‘Het gaat wel lukken, hè?’
‘Jazeker, welterusten!’ antwoord ik.
‘Rustige dienst, Tommie!’ Mijn collega vertrekt, vanaf nu ben ik alleen.
Dit is mijn derde en laatste nacht. Ik ben nieuw in het hospice, de vorige nachten zijn rustig verlopen. Ik vond de eerste nacht alleen in het hospice spannend, maar nu heb ik er een goed gevoel over. Ik heb een goed beeld van de mensen, ik ken ze allemaal en ik voel me zelfverzekerd.
Op dit moment liggen er acht mensen in het hospice. Er is één patiënt bij wie de kans op een longbloeding aanwezig is. Dit gebeurt echter zeer zelden. Ik heb het (gelukkig) nog nooit meegemaakt. Bovendien, in theorie weet ik hoe ik moet handelen. En ik ga er niet van uit dat deze verschrikkelijke situatie uitgerekend vannacht zal plaatsvinden. Maar je weet het nooit.
Ik loop een ronde en kijk hoe het gaat met de mensen. Iedereen slaapt, op één vrouw na. Ze hoest veel en ze is wat onrustig.
‘Hoe is het met u?’ vraag ik terwijl ik bij haar bed ga zitten.
‘Goed, jongen.’
‘Kan ik iets voor u doen?’
‘Nee, het komt wel goed.’
‘Ik kom dadelijk weer even bij u kijken, oké?’
‘Prima, jongen,’ antwoordt ze terwijl ze de dekens over zich heen trekt.
Ik verlaat de kamer met een onbestemd gevoel. Mevrouw komt niet ‘prima’ op mij over. Ik ga naar het kantoor en bekijk welke medicatie ik haar indien nodig mag geven. Medicatie om pijn en onrust te bestrijden. En medicatie met het opschrift ‘Noodbeleid’ in geval van een noodsituatie, bij verstikking. Zij is degene bij wie de kans op een longbloeding aanwezig is…
Ongeveer vijf minuten later loop ik haar kamer weer binnen. Ze hoest bloed op, heel veel bloed. Ik schrik, het zal toch niet? Dat verschrikkelijke dat zo zelden voorkomt gebeurt nu wel…
‘Mevrouw?!’
Ze kijkt me aan, maar reageert niet.
Het bloeden neemt toe, het is overal. Ik moet nu handelen, is het enige wat ik kan denken.
Ik ren naar het kastje en open het doosje waarop staat ‘Noodbeleid’. Bibberend maak ik de spuit klaar en ik dien de sederende middelen toe.
Mevrouw is nu rustig, ik zie totaal geen angst of paniek meer in haar ogen. Ik blijf bij haar.
‘Mevrouw?!’ Ze glijdt langzaam weg.
‘Mevrouw?’ Het bloeden is gestopt.
‘Mevrouw?’ Het wordt steeds stiller. Het is voorbij en ik aanschouw iets verschrikkelijks in de vroege ochtend…

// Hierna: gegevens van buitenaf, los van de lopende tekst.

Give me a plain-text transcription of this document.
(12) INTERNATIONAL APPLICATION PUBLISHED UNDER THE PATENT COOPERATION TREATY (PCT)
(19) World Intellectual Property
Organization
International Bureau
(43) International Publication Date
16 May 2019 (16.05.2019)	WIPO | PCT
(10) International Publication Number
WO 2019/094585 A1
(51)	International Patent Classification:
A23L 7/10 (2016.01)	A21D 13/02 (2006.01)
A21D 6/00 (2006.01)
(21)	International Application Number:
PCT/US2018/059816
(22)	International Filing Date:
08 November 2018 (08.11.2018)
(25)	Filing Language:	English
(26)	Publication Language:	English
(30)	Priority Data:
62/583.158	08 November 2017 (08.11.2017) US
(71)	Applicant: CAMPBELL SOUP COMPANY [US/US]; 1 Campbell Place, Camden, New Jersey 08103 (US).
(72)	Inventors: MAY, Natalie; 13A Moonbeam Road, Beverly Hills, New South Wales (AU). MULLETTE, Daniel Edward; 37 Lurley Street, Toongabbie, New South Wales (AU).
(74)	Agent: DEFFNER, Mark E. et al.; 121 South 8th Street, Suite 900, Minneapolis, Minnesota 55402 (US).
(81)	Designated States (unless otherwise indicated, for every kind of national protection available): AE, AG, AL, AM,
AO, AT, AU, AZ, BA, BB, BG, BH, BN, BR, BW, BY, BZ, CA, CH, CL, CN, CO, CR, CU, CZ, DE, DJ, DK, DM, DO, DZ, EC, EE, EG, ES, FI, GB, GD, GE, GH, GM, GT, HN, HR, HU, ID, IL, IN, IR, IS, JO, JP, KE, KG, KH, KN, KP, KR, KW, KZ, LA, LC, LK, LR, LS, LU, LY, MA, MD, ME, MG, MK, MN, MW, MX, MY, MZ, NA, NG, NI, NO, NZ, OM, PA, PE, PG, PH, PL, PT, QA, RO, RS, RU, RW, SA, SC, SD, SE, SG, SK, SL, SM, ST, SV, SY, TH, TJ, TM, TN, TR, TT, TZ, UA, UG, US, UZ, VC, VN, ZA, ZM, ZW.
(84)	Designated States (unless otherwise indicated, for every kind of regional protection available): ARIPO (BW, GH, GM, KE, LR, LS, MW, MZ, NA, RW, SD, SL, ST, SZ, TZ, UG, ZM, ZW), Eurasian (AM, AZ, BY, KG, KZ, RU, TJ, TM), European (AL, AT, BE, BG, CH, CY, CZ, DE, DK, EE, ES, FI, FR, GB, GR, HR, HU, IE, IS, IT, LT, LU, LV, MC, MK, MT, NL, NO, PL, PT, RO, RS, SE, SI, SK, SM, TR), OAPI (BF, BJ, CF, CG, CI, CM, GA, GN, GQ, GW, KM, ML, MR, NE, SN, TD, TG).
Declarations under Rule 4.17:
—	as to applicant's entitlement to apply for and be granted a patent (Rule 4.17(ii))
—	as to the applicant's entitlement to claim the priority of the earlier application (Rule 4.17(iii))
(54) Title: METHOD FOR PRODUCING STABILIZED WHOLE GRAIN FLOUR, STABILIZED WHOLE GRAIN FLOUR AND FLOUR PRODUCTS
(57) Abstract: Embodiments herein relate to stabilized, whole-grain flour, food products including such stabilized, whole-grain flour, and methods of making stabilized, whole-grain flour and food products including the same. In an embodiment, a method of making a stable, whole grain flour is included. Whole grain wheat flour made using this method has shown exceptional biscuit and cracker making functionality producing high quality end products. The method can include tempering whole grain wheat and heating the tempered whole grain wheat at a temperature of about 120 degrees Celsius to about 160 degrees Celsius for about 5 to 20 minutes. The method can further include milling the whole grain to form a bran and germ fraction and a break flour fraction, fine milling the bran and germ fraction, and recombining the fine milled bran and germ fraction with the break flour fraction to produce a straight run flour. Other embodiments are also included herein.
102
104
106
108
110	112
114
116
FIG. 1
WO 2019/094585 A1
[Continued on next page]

Het is zeven uur, mijn collega’s komen binnen. Ik neem hen mee en vertel met moeite wat er is gebeurd. Ik voel me raar en krijg geen grip op mijn gedachten. Wat is er gebeurd? Heb ik het wel goed gedaan? Was het wel nodig? Dat zijn de vragen die nu door mijn hoofd gaan.
Mijn collega’s zijn geweldig, ze praten met me, ze steunen me, en ik voel me wat rustiger worden.
‘Je hebt goed gehandeld.’ Ik knik, maar ik moet dit nog verwerken.
‘Kun je zo wel slapen, Tommie?’
‘Jawel.’
‘Je kunt altijd bellen…’
‘Het komt wel goed.’
‘Welterusten, hè jongen.’
‘Tot snel, bedankt hè.’
Terwijl ik naar mijn auto loop, besef ik hoe bijzonder mijn collega’s zijn.